Blues

Lebrijano cantaba:  “Unos le rezan a Dios/ otros le rezan a Alá/ y otros se quedan callados/ que es su forma de rezar”. 

El blues tiene maneras: hay blues que, cuando suenan, provocan el silencio interior, se interrumpe el diálogo íntimo, todo lo inunda la música; una forma de oración que nada tiene que ver en absoluto con lo religioso, sino con el pensamiento que alude siempre a lo profundo de lo cósmico. Es el alma licuada en música, como única posibilidad de reconfortar ante las preguntas para las que no encontramos respuestas.

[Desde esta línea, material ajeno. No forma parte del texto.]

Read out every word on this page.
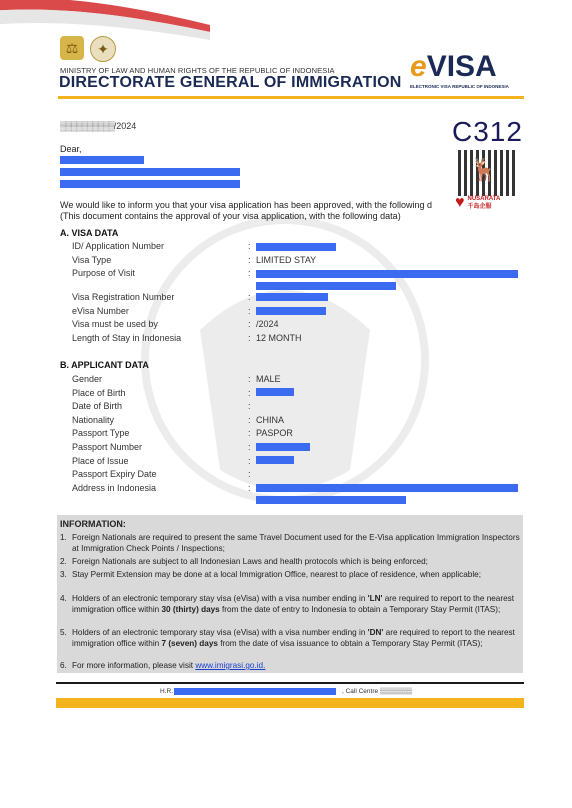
⚖	✦
MINISTRY OF LAW AND HUMAN RIGHTS OF THE REPUBLIC OF INDONESIA
DIRECTORATE GENERAL OF IMMIGRATION eVISA
ELECTRONIC VISA REPUBLIC OF INDONESIA
▒▒▒▒▒▒▒▒▒▒/2024	C312
🦌
♥ NUSARATA
千岛企服
Dear,
We would like to inform you that your visa application has been approved, with the following d
(This document contains the approval of your visa application, with the following data)
A. VISA DATA
ID/ Application Number	:
Visa Type	: LIMITED STAY
Purpose of Visit	:
Visa Registration Number	:
eVisa Number	:
Visa must be used by	: /2024
Length of Stay in Indonesia	: 12 MONTH
B. APPLICANT DATA
Gender	: MALE
Place of Birth	:
Date of Birth	:
Nationality	: CHINA
Passport Type	: PASPOR
Passport Number	:
Place of Issue	:
Passport Expiry Date	:
Address in Indonesia	:
INFORMATION:
1. Foreign Nationals are required to present the same Travel Document used for the E-Visa application Immigration Inspectors at Immigration Check Points / Inspections;
2. Foreign Nationals are subject to all Indonesian Laws and health protocols which is being enforced;
3. Stay Permit Extension may be done at a local Immigration Office, nearest to place of residence, when applicable;
4. Holders of an electronic temporary stay visa (eVisa) with a visa number ending in 'LN' are required to report to the nearest immigration office within 30 (thirty) days from the date of entry to Indonesia to obtain a Temporary Stay Permit (ITAS);
5. Holders of an electronic temporary stay visa (eVisa) with a visa number ending in 'DN' are required to report to the nearest immigration office within 7 (seven) days from the date of visa issuance to obtain a Temporary Stay Permit (ITAS);
6. For more information, please visit www.imigrasi.go.id.
H.R.	, Call Centre ▒▒▒▒▒▒▒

El oyente silencia todas las voces que normalmente le ha­bitan y, aunque le ponga nombre a lo que escucha, rara vez se siente capaz de comprender el misterio que esa música trae consigo. Es como una brisa de primavera que transporta esencias florales que no podemos ver, pero nos vivifican.

Otros son expresiones de melancolía, de añoranza, de todo aquello que el tiempo inexorable arrastró hacia el pasado y se tiene la certeza del no retorno. Son relatos que portan sentimientos arropados por música, a veces desolada pero siempre sanadora, desinteresada, generosa, que acompaña al refugio del amarradero y salva de la tormenta.

Cadencias, casi siempre nocturnas, que abordan a las almas solitarias con el rumbo perdido, cuando la oscuridad los deshilacha con la angustia persistente, la esperanza irrecuperable, la embriaguez de la autocompasión por el amor perdido. Un abandono a la fatalidad que nada tiene que ver con lo que la música proclama y propone. Cuando el blues se manifiesta como oración, no está sugiriendo una confesión y su correspondiente penitencia. No propone un final con un salto al vacío o un estallido en la sien. Sólo hay que preguntar al músico qué siente cuando lo interpreta. Es probable que no pueda ponerle palabras. El blues habla por sí mismo, tiene un lenguaje que le es propio; sus notas, su ritmo rondado por los silencios; como la expectación del viajero ante la inminente llegada a su destino. Sin embargo, no hay destino posible en el blues. Es ese sentimiento aterrador, repentino, de estar transitando el cosmos como pensamiento solitario que busca hacerse uno con el todo; tal vez una aspiración antigua del misticismo puro en busca del origen: el músico -con el gesto- comprimiendo el ser para que vibre al unísono con las notas de la guitarra.

El blues es música de silencio, para el si­lencio, aunque haya es­tilos que se presten al escenario y el aplauso. Es para encuentros reducidos de almas que comparten la vi­sión del mismo ‘Claro del bosque’. Algo así debe ser el cante jondo en un reservado en la venta o en el hogar, donde la música se convierte en palabra y la palabra en algo que conmueve al espíritu: “La poesía primera que nos es dado a conocer es lenguaje sagrado” (María Zambrano, Algunos lugares de la poesía).

El blues, en el cine, como banda sonora que acompaña al personaje por calles mojadas y deshabitadas bajo la noche, o a soledades compartidas en la barra de un garito: Soledad planetaria en hermandad con la soledad cósmica, noche tras noche, como quien espera la luz o el milagro que nunca suceden.

Sea como fuere, entiendo el blues como aire vivificante que entra en la estancia sin necesidad de abrir ventanas.